Of course, any new house building project does require some planning. So, let’s get started.
Location, Location, Location Still Applies
You need to choose the location for your project. It is important to choose a healthy, living tree that has a large enough trunk and sturdy lower branches capable of supporting your tree house. Younger trees may not have the strength needed to hold the structure, and those nearing the end of their life may be too brittle or even rotten inside the trunk. Be sure to check with a professional arborist before you begin your build in order to ensure that your selection is alive and thriving, as well as robust enough to hold your tree house for many years to come.
Deep and well-established roots are essential to the lifespan of the “Family Tree House.” Hardwoods such as oak, maple, and apple can make good foundations for the family project. There shouldn’t be any sign of parasites or disease, as these will weaken the basis for support.

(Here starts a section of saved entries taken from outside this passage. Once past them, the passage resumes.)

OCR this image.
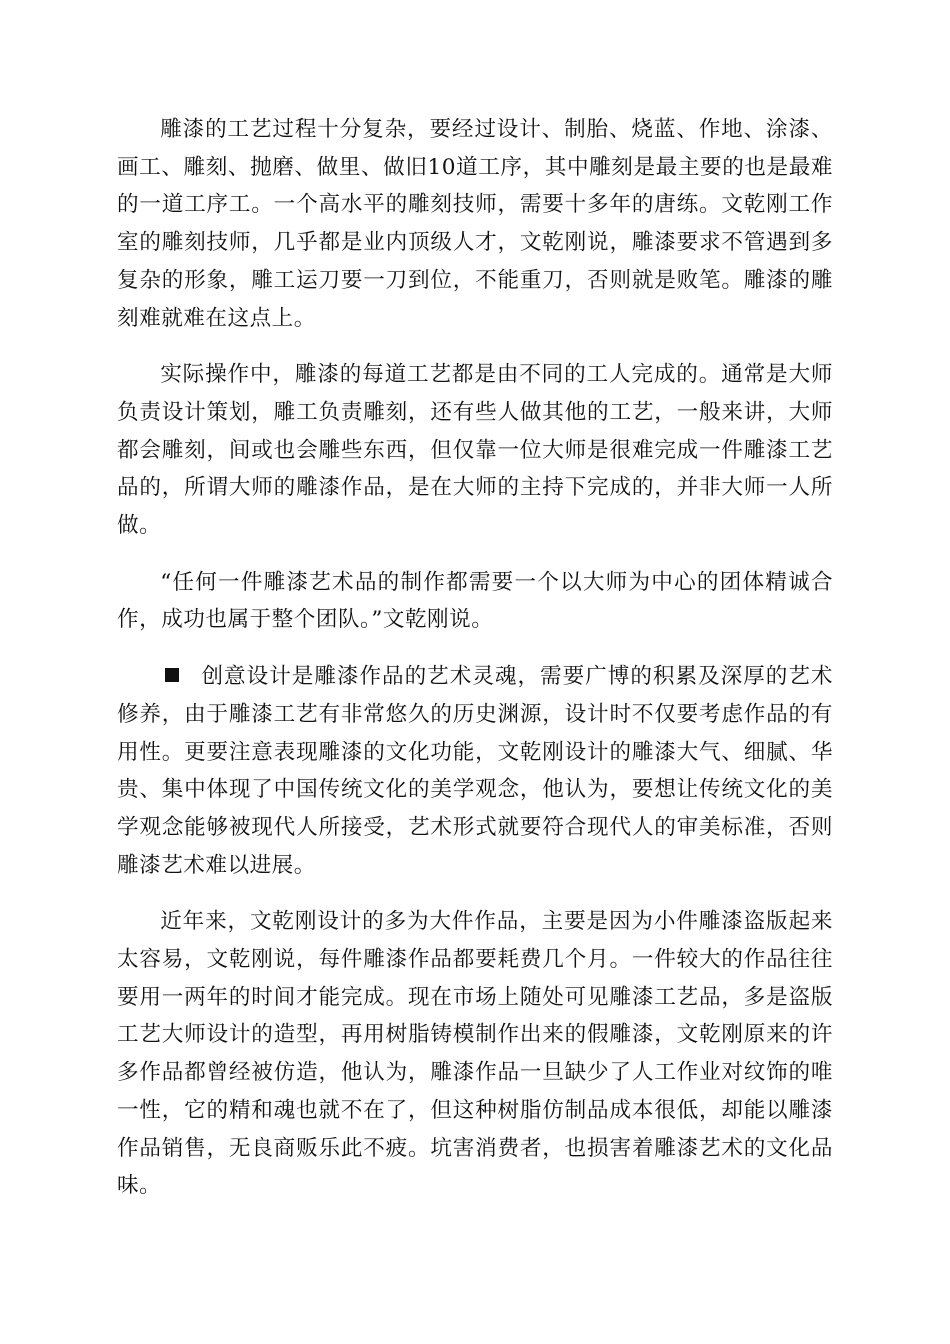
雕漆的工艺过程十分复杂，要经过设计、制胎、烧蓝、作地、涂漆、画工、雕刻、抛磨、做里、做旧10道工序，其中雕刻是最主要的也是最难的一道工序工。一个高水平的雕刻技师，需要十多年的唐练。文乾刚工作室的雕刻技师，几乎都是业内顶级人才，文乾刚说，雕漆要求不管遇到多复杂的形象，雕工运刀要一刀到位，不能重刀，否则就是败笔。雕漆的雕刻难就难在这点上。

实际操作中，雕漆的每道工艺都是由不同的工人完成的。通常是大师负责设计策划，雕工负责雕刻，还有些人做其他的工艺，一般来讲，大师都会雕刻，间或也会雕些东西，但仅靠一位大师是很难完成一件雕漆工艺品的，所谓大师的雕漆作品，是在大师的主持下完成的，并非大师一人所做。

“任何一件雕漆艺术品的制作都需要一个以大师为中心的团体精诚合作，成功也属于整个团队。”文乾刚说。

创意设计是雕漆作品的艺术灵魂，需要广博的积累及深厚的艺术修养，由于雕漆工艺有非常悠久的历史渊源，设计时不仅要考虑作品的有用性。更要注意表现雕漆的文化功能，文乾刚设计的雕漆大气、细腻、华贵、集中体现了中国传统文化的美学观念，他认为，要想让传统文化的美学观念能够被现代人所接受，艺术形式就要符合现代人的审美标准，否则雕漆艺术难以进展。

近年来，文乾刚设计的多为大件作品，主要是因为小件雕漆盗版起来太容易，文乾刚说，每件雕漆作品都要耗费几个月。一件较大的作品往往要用一两年的时间才能完成。现在市场上随处可见雕漆工艺品，多是盗版工艺大师设计的造型，再用树脂铸模制作出来的假雕漆，文乾刚原来的许多作品都曾经被仿造，他认为，雕漆作品一旦缺少了人工作业对纹饰的唯一性，它的精和魂也就不在了，但这种树脂仿制品成本很低，却能以雕漆作品销售，无良商贩乐此不疲。坑害消费者，也损害着雕漆艺术的文化品味。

Strong roots might also develop between parents and children as they work side by side to accomplish a common goal.
Give the Whole Family a Say
Any new house building project is an excellent opportunity to spend outdoor family time with your kids and nurture open communication and listening skills. Learning to compromise, negotiate, and accept other ideas is all part of a healthy upbringing, and will serve children well for years to come. Ask them to help make decisions about style, materials, and techniques to decorate the inside. After all, this is their place to have fun, so they should be included in the planning stages. The project can be a learning opportunity for both you and them.

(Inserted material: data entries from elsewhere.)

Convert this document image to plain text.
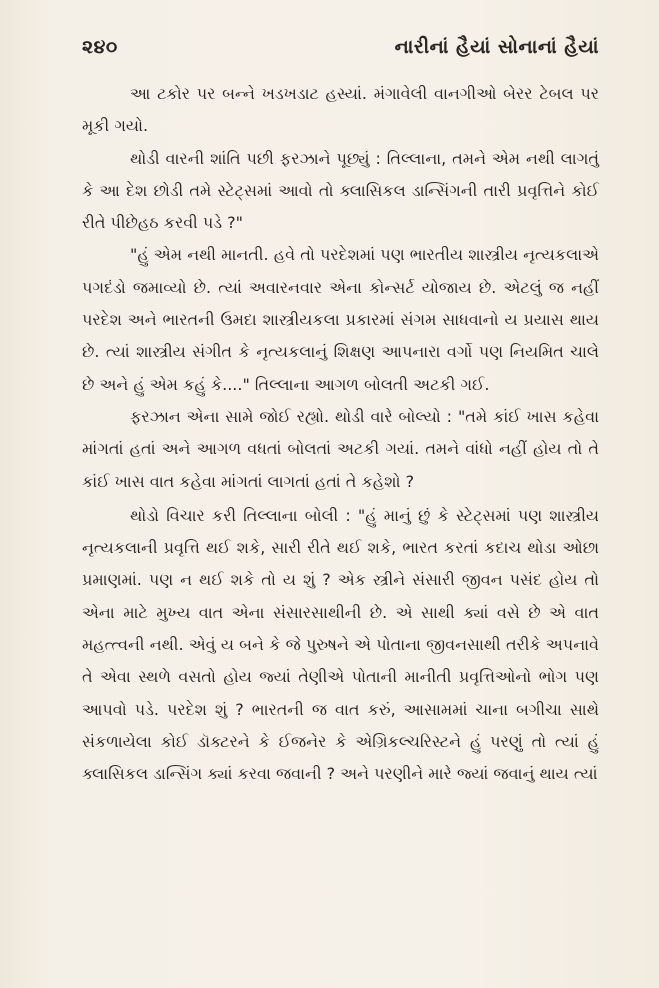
૨૪૦	નારીનાં હૈયાં સોનાનાં હૈયાં

આ ટકોર પર બન્ને ખડખડાટ હસ્યાં. મંગાવેલી વાનગીઓ બેરર ટેબલ પર મૂકી ગયો.

થોડી વારની શાંતિ પછી ફરઝાને પૂછ્યું : તિલ્લાના, તમને એમ નથી લાગતું કે આ દેશ છોડી તમે સ્ટેટ્સમાં આવો તો ક્લાસિકલ ડાન્સિંગની તારી પ્રવૃત્તિને કોઈ રીતે પીછેહઠ કરવી પડે ?"

"હું એમ નથી માનતી. હવે તો પરદેશમાં પણ ભારતીય શાસ્ત્રીય નૃત્યકલાએ પગદંડો જમાવ્યો છે. ત્યાં અવારનવાર એના કોન્સર્ટ યોજાય છે. એટલું જ નહીં પરદેશ અને ભારતની ઉમદા શાસ્ત્રીયકલા પ્રકારમાં સંગમ સાધવાનો ય પ્રયાસ થાય છે. ત્યાં શાસ્ત્રીય સંગીત કે નૃત્યકલાનું શિક્ષણ આપનારા વર્ગો પણ નિયમિત ચાલે છે અને હું એમ કહું કે...." તિલ્લાના આગળ બોલતી અટકી ગઈ.

ફરઝાન એના સામે જોઈ રહ્યો. થોડી વારે બોલ્યો : "તમે કાંઈ ખાસ કહેવા માંગતાં હતાં અને આગળ વધતાં બોલતાં અટકી ગયાં. તમને વાંધો નહીં હોય તો તે કાંઈ ખાસ વાત કહેવા માંગતાં લાગતાં હતાં તે કહેશો ?

થોડો વિચાર કરી તિલ્લાના બોલી : "હું માનું છું કે સ્ટેટ્સમાં પણ શાસ્ત્રીય નૃત્યકલાની પ્રવૃત્તિ થઈ શકે, સારી રીતે થઈ શકે, ભારત કરતાં કદાચ થોડા ઓછા પ્રમાણમાં. પણ ન થઈ શકે તો ય શું ? એક સ્ત્રીને સંસારી જીવન પસંદ હોય તો એના માટે મુખ્ય વાત એના સંસારસાથીની છે. એ સાથી ક્યાં વસે છે એ વાત મહત્ત્વની નથી. એવું ય બને કે જે પુરુષને એ પોતાના જીવનસાથી તરીકે અપનાવે તે એવા સ્થળે વસતો હોય જ્યાં તેણીએ પોતાની માનીતી પ્રવૃત્તિઓનો ભોગ પણ આપવો પડે. પરદેશ શું ? ભારતની જ વાત કરું, આસામમાં ચાના બગીચા સાથે સંકળાયેલા કોઈ ડૉક્ટરને કે ઈજનેર કે એગ્રિકલ્ચરિસ્ટને હું પરણું તો ત્યાં હું ક્લાસિકલ ડાન્સિંગ ક્યાં કરવા જવાની ? અને પરણીને મારે જ્યાં જવાનું થાય ત્યાં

Older children can do some research on new house building strategies and techniques using the internet or library resources. Once they have gathered some information, they can present and discuss it with the whole family before everyone comes to a decision. Younger children will be excited to pick colors and do some of the painting. Knowing that the time and talent of each and every family member is valued and appreciated will make the final outcome that much more special.
Weekend sleepovers, tea parties, and after-school play dates will all be more fun-filled thanks to the “Family Tree Project.”